SLURM sacct shows 'batch' and 'extern' job names
A Slurm job contains multiple jobsteps, which are all accounted for (in terms of resource usage) separately by Slurm. Usually, these steps are created using srun/mpirun and enumerated starting from 0. But in addition to that, there are sometimes two special steps. For example, take the following job:
sbatch -n 4 --wrap="srun hostname; srun echo Hello World"
This resulted in the following sacct output:
JobID JobName Partition Account AllocCPUS State ExitCode
------------ ---------- ---------- ---------- ---------- ---------- --------
5163571 wrap medium admin 4 COMPLETED 0:0
5163571.bat+ batch admin 4 COMPLETED 0:0
5163571.ext+ extern admin 4 COMPLETED 0:0
5163571.0 hostname admin 4 COMPLETED 0:0
5163571.1 echo admin 4 COMPLETED 0:0
The two srun
calls created the steps 5163571.0
and 5163571.1
. The 5163571.bat+
accounts for the ressources needed by the batch script (which in this case is just srun hostname; srun echo Hello World
. --wrap
just puts that into a file and adds #!/bin/sh
).
Many non-MPI programs do a lot of calculations in the batch step, so the ressource usage is accoutned there.
And now for 5163571.ext+
: This step accounts for all resources usage by that job outside of slurm.

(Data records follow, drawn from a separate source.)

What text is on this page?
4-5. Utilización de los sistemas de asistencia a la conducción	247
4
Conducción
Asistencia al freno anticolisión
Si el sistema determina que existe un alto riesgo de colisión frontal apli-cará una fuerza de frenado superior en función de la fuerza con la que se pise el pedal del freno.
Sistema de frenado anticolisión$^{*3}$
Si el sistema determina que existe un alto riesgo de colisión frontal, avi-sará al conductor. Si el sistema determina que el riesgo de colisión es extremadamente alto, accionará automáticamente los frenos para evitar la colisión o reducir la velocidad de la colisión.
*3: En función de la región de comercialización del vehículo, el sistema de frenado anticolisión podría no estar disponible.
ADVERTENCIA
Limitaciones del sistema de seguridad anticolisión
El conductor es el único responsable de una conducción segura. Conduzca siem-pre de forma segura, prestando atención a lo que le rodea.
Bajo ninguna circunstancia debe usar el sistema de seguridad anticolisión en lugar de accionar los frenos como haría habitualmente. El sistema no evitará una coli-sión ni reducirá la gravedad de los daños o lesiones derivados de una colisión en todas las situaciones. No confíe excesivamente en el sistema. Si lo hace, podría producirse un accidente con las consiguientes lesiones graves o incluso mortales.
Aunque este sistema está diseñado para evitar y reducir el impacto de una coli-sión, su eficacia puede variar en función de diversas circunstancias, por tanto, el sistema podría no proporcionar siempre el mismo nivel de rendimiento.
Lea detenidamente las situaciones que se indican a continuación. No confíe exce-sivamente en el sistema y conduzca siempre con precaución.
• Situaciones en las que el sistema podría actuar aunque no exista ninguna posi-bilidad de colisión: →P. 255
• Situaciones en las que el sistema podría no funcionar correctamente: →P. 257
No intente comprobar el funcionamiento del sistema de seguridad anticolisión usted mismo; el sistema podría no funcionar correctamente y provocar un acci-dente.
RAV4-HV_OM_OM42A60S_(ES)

This only shows up, if the PrologFlag contain
is used.
An example of a process belonging to a slurm job, but not directly controlled by slurm are ssh sessions. If you ssh into a node where one of your jobs runs, your session will be placed into the context of the job (and you will be limited to your available resources by cgroups, if that is set up). And all calculations you do in that ssh session will be accounted for in the .extern job step.